Take a fine large calf's head, cleans'd well and stew'd very tender, a leg of veal twelve pounds weight, leave out three pounds of the finest part of it; then take three fine large fowls, (bone them, but leave the meat as whole as possible,) and four pounds of the finest ham sliced; then boil the veal, fowls bones, and the ham in six quarts of water, till it is reduced to two quarts, put in the fowl and the three pounds of veal, and let them boil half an hour; take it off the fire and strain the gravy from it; add to the gravy three pints of the best white wine, boil it up and thicken it; then put in the calf's-head; have in readiness twelve large forc'd-meat-balls, as large as an egg, and twelve yolks of eggs boil'd hard. Dish it up hot in a terreen.
Original Receipt from 'A Plain Cookery Book for the Working Classes' by Charles Elmé Francatelli (Francatelli 1846)

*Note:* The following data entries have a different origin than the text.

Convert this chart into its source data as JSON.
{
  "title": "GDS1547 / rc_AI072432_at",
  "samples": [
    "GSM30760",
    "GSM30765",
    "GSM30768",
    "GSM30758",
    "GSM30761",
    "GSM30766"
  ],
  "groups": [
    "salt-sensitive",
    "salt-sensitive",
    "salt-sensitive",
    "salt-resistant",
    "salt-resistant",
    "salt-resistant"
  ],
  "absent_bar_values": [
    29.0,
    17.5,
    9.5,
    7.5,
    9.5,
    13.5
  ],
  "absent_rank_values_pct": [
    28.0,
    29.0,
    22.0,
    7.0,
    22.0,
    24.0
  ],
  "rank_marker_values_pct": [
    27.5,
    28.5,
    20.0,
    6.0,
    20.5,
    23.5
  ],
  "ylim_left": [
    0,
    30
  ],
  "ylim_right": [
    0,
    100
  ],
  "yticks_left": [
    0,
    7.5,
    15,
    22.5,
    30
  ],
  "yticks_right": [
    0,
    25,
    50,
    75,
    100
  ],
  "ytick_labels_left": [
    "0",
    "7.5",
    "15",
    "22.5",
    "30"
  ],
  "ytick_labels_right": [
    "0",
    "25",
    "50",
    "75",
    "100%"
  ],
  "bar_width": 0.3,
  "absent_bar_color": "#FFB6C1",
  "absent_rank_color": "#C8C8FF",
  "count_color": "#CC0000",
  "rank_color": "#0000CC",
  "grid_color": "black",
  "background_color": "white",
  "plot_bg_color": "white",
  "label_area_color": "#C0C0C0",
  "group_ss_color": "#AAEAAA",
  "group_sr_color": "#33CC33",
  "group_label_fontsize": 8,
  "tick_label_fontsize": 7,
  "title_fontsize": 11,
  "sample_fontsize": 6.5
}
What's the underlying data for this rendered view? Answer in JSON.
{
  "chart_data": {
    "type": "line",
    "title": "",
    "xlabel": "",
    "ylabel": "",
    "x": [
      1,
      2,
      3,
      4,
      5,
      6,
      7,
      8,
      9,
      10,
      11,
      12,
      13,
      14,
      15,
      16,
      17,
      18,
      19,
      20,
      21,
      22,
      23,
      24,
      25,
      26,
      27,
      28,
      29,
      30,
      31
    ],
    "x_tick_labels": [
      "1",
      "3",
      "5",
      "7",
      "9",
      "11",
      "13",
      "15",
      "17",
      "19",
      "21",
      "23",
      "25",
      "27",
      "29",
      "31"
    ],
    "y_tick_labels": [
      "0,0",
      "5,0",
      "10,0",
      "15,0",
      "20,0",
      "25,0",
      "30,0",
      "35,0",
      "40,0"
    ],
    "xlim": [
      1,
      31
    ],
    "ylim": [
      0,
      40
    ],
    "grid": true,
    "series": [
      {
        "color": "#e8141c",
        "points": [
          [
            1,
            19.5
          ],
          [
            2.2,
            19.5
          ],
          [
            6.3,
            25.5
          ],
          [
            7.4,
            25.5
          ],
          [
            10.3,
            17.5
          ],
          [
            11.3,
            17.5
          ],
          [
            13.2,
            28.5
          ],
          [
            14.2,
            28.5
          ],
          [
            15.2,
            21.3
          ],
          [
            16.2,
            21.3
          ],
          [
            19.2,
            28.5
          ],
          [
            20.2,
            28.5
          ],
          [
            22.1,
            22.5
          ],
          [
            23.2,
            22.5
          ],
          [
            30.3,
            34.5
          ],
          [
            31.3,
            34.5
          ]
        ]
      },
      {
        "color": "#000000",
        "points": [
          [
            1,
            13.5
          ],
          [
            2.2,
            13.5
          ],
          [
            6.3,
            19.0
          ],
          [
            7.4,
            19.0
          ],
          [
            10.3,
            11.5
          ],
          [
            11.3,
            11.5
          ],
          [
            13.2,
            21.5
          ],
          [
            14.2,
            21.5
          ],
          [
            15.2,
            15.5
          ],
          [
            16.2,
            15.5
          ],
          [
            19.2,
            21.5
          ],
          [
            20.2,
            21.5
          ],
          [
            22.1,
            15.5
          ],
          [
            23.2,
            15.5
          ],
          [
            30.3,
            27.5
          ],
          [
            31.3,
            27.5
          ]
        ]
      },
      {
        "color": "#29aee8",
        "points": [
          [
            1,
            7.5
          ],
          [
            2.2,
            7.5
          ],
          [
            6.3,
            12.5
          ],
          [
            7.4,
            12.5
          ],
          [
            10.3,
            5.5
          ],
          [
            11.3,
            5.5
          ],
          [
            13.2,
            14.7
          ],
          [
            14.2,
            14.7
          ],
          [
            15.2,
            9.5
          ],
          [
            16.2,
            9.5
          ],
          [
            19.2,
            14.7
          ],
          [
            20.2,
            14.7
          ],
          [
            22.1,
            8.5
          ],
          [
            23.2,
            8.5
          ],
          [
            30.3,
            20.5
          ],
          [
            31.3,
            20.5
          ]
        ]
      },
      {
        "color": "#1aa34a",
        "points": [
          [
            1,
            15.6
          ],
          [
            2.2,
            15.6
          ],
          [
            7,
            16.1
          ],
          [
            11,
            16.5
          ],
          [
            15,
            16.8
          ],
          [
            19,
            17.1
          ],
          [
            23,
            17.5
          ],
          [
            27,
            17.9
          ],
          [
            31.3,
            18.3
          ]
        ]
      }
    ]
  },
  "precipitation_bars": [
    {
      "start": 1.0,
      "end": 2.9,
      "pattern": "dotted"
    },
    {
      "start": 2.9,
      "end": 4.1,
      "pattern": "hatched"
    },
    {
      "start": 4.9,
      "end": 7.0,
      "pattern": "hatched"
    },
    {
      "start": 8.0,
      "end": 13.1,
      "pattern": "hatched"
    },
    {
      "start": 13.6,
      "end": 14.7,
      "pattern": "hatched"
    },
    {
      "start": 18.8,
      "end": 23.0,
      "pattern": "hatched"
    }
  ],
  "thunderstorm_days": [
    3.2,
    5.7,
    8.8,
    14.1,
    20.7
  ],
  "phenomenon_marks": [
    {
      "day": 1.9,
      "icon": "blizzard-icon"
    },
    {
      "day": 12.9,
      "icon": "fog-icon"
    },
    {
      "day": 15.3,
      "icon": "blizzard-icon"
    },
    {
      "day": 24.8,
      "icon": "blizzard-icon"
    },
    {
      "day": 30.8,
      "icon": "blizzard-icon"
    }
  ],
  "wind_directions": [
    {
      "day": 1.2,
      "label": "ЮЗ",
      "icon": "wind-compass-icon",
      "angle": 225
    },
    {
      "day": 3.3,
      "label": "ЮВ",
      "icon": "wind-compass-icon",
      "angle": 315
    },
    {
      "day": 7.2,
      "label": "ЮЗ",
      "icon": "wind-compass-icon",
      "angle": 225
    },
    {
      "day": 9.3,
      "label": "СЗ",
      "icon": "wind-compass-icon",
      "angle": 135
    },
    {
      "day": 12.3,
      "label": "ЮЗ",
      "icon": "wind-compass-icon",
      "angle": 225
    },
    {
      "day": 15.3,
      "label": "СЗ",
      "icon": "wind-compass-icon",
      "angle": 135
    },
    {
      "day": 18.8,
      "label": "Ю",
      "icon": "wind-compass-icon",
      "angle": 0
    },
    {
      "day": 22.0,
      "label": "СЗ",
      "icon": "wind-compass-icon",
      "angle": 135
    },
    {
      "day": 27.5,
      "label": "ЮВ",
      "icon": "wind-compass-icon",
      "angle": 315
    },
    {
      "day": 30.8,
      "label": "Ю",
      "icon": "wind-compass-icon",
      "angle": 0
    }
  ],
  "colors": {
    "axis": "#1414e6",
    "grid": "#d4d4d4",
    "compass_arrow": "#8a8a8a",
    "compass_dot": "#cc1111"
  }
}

14. Good White Mock Turtle Soup may be easily and cheaply made thus: - Purchase a calf's head; if large, use one half for a day's dinner; cook as receipt No. 87; take the remains of that, if any, with the other half, and remove the bone; cut the meat into square pieces; add it in proportion of one pound of meat to every four quarts of broth of No. 1; mix some flour and milk, as above, and add it to it, and half a teaspoonful ei cayenne pepper, and four cloves; let it simmer on the fire for one hour, tie up six sprigs of savory, same of thyme, which put into the soup, and remove when serving. The juice of half a lemon is an improvement, just before serving, as well as a drop of wine, if handy. If required brown, add three tablespoonfuls ol colouring; and use water or broth for thickening, instead of milk. The water in which the calf's head is boiled may be kept, and added to the stock. This soup will keep for a long time if boiled occasionally, and a little water added; it should never be covered, or fermentation will commence; it should be occasionally stirred until cold. Strong stocks are more likely to turn sour than thin ones, more particularly if they have vegetables and flour in them; to prevent which, when this soup is kept in a basin, leave the mouth exposed to the air.
A vegetarian version is given in Mrs. Mill's 'Reform Cookery Book'...
Original Receipt in the 'Reform Cookery Book' (4th edition) by Mrs. Mill (Mill 1909)
Mock Turtle Soup.
Prepare a quantity of strong, clear, highly-flavoured stock of a greenish-brown colour. The colour can be obtained by boiling some winter greens or spinach along with the other things. A few chopped gherkins, capers, or chillies will give the required piquancy. Have 4 ozs. tapioca soaked overnight, add to the boiling stock and cook gently till perfectly clear. Some small quenelles may be poached separately and put in tureen.